An Optimal Algorithm for the Indirect Covering Subtree Problem

TL;DR

This paper introduces an optimal $O(n \,\log n)$ algorithm for the indirect covering subtree problem on trees, improving previous solutions and establishing a lower bound, thus providing the fastest known method for related coverage problems.

Contribution

The authors develop the fastest known algorithm for the indirect covering subtree problem with a matching lower bound, improving upon previous algorithms and extending to related coverage problems.

Findings

Achieved $O(n \,\log n)$ time complexity for the problem.

Proved a lower bound of $\,\Omega(n \,\log n)$, establishing optimality.

Extended results to related coverage location problems.

Abstract

We consider the indirect covering subtree problem (Kim et al., 1996).

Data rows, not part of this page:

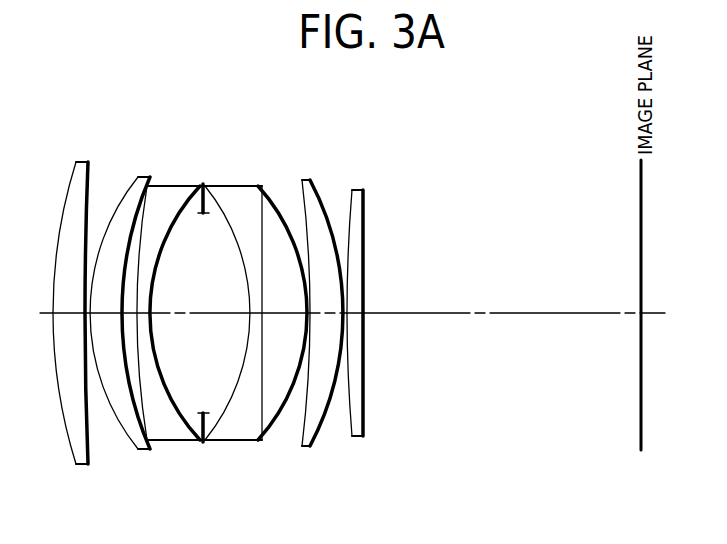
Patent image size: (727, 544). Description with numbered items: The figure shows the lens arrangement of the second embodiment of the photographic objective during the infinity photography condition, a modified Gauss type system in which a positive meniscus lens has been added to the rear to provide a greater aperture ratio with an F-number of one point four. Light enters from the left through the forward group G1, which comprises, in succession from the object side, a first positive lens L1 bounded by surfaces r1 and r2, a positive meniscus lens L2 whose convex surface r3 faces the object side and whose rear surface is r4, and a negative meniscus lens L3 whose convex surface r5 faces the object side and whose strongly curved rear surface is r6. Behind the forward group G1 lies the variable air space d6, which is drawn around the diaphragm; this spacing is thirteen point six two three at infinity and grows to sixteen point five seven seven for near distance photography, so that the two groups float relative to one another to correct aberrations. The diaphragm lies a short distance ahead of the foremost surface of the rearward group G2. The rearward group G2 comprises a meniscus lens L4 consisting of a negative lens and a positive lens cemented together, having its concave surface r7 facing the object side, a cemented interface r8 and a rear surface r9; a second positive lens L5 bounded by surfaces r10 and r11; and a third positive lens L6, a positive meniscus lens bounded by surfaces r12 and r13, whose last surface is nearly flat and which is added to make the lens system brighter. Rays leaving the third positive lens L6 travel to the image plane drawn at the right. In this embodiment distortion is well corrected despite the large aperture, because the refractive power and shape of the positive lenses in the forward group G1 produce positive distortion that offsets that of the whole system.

The forward group G1 is at (193, 121).
The rearward group G2 is at (375, 121).
The first positive lens L1 is at (90, 163).
The positive meniscus lens L2 is at (143, 177).
The negative meniscus lens L3 is at (184, 185).
The meniscus lens L4 is at (268, 162).
The second positive lens L5 is at (305, 180).
The third positive lens L6 is at (360, 190).
The variable air space d6 is at (193, 313).
The first lens surface r1 is at (73, 463).
The second lens surface r2 is at (89, 463).
The third lens surface r3 is at (134, 449).
The fourth lens surface r4 is at (146, 449).
The fifth lens surface r5 is at (150, 441).
The sixth lens surface r6 is at (195, 441).
The seventh lens surface r7 is at (212, 441).
The eighth lens surface r8 is at (258, 441).
The ninth lens surface r9 is at (271, 441).
The tenth lens surface r10 is at (298, 447).
The eleventh lens surface r11 is at (312, 447).
The twelfth lens surface r12 is at (350, 437).
The thirteenth lens surface r13 is at (366, 437).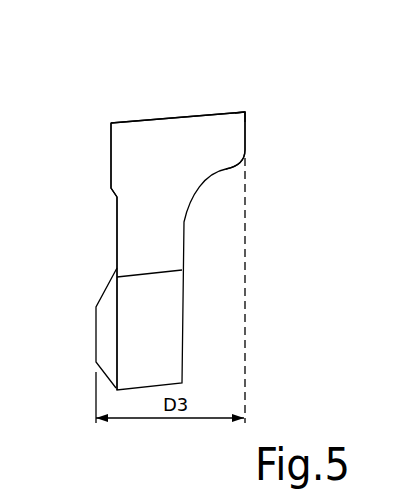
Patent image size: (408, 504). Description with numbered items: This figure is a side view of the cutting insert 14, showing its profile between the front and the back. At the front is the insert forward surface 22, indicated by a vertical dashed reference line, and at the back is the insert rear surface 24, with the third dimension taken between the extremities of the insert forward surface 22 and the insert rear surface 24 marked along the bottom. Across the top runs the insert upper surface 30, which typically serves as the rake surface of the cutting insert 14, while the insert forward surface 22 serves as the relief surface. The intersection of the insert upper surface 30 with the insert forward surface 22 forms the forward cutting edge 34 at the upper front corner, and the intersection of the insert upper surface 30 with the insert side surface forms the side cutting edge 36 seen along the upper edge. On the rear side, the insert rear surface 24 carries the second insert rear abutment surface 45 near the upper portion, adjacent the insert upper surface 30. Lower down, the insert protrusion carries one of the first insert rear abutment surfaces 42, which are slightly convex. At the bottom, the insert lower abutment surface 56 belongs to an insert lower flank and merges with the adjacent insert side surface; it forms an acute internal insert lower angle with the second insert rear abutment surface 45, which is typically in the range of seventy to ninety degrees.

The insert upper surface 30 is at (190, 86).
The side cutting edge 36 is at (138, 117).
The forward cutting edge 34 is at (247, 108).
The cutting insert 14 is at (258, 160).
The insert forward surface 22 is at (252, 198).
The second insert rear abutment surface 45 is at (110, 167).
The insert rear surface 24 is at (102, 219).
The insert lower abutment surface 56 is at (132, 277).
The first insert rear abutment surface 42 is at (108, 342).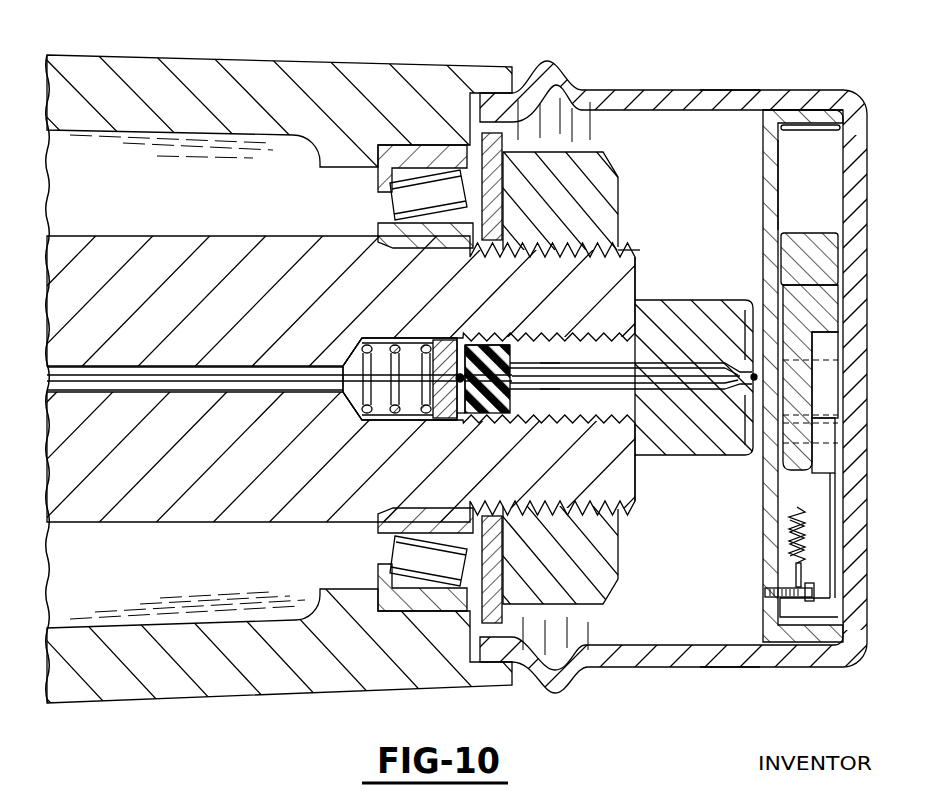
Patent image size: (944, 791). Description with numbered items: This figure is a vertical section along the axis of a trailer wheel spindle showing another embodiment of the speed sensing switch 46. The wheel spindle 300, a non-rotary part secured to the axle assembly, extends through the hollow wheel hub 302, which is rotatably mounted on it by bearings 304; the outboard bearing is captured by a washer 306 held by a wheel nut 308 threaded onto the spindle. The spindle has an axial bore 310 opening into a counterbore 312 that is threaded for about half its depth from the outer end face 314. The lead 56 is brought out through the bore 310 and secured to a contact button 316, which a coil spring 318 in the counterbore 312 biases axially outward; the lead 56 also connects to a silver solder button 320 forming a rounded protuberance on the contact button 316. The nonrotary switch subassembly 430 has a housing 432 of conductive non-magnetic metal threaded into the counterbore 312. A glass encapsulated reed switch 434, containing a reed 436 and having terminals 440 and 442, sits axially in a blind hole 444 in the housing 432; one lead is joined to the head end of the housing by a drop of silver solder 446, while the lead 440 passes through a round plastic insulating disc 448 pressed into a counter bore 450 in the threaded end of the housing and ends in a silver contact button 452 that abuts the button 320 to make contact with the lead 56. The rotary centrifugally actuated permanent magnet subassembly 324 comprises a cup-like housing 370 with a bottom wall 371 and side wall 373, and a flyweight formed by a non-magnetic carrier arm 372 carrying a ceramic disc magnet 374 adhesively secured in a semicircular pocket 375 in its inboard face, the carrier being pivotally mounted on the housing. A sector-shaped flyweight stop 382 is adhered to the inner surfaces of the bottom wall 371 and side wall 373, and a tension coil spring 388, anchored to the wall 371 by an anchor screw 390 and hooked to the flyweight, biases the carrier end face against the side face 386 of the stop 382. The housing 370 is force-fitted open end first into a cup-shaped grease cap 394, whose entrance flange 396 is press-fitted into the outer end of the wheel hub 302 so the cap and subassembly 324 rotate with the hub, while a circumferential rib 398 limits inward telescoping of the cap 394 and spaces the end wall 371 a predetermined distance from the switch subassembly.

The input is an edge weighted tree graph along with customers located at the nodes. Each customer is associated with a radius and a penalty. The goal is to locate a tree-shaped facility such that the sum of setup and penalty cost is minimized. The setup cost equals the sum of edge lengths taken by the facility and the penalty cost is the sum of penalties of all customers whose distance to the facility exceeds their radius. The indirect covering subtree problem generalizes the single maximum coverage location problem on trees where the facility is a node rather than a subtree. Indirect covering subtree can be solved in $O(n\log^2 n)$ time (Kim et al., 1996). A slightly faster algorithm for single maximum coverage location with a running time of $O(n\log^2n/\log\log n)$ has been provided (Spoerhase and Wirth, 2009). We achieve time $O(n\log n)$ for indirect covering subtree thereby providing the fastest known algorithm for both problems. Our result implies also faster algorithms for competitive location problems such as $(1,X)$-medianoid and $(1,p)$-centroid on trees. We complement our result by a lower bound of $\Omega(n\log n)$ for single maximum coverage location and $(1,X)$-medianoid on a real-number RAM model showing that our algorithm is optimal in running time.